* Anemometer History *
There are quite a few different types of anemometer, all of which measure wind pressure and velocity. In 1846, John Thomas Romnay Robertson invented a simple design known as a cup anemometer. Four horizontal arms hold the hemispherical shaped cups, these are at right angles to each other, and mounted on a vertical shaft. The number of turns that the cups made over a certain time period could predict the speed of the wind. Although this was a clever desing, it proved to have flaws. The inventor first thought that the length of the arms, and size of the cups didn’t make a difference to the overall wind speed prediction, but it was later proved that the size of the components used did give a different wind speed reading. As a result a more efficient three cup anemometer was invented by, John Patterson in 1926.
* Windmill Anemometer and it’s Uses *
Windmill anemometers also measure wind speed, but unlike the cup anemometer, the windmill is mounted horizontally. There are also devices known as the laser doppler anemometer, which uses a beam of light to gather wind speed. Particles and air molecules float around where the beam is, light is reflected back to the device, this is then measured in accordance with the original light beam. A doppler shift is created as the particles move faster, then the wind speed through the laser can be measured.
* Uses of a Hot Wire Anemometer *
Hot wire anemometers are more commonly used for high frequency response measurements. Fine wire is used, and heated to an above ambient temperature. Air that flows past the wire will cool the wire down, the effects of this cooling process can be recorded in order to determine the resistance of the wire and the flow velocity. There are also sonic anemometers that measure wind direction and speed. They do this by way of ultrasonic sound waves. Automated weather stations prefer this method as the device doesn’t move around a lot. These are also used in conjunction with ship navigation, wind turbines, and small weather stations.
* Tube Anemometer Uses *
Tube anemometers were made in different forms over the years, but the one that is usually remembered was invented by, James Lind, in 1775. This was basically a u-shaped glass tube with liquid and a anemometer, one end was bent horisontally to face the wind, and the other stayed in a vertical position. When the wind blows through these tubes, the liquid changes, and the anemometer can determine air pressure.
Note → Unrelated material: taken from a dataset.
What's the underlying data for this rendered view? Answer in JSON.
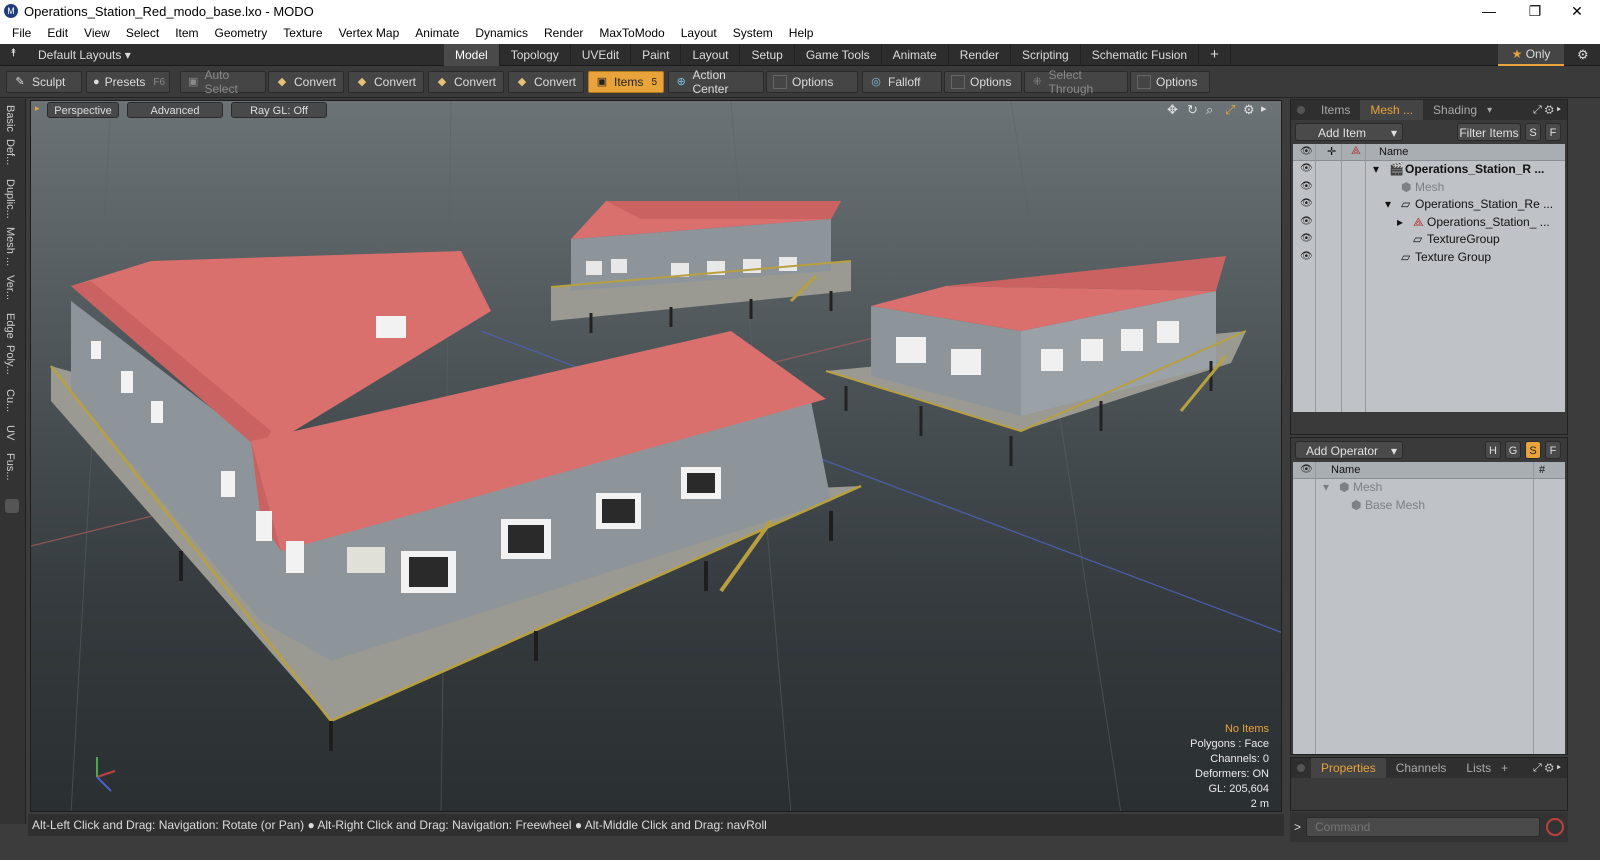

* What Further Uses are there for an anemometer? *
As well as velocity anemometers there is also pressure anemometers. Plate anemometers are simply shaped like a plate, as the name suggests. There have been a few designs invented over the years. Later versions were round or square shaped, and kept in accordance with the wind using a wind vane. The pressure is judged by a spring attached to the plate, the force on the spring from the plate is measured by a gauge, or recording device. These anemometers have been used to determine high wind forces on bridges.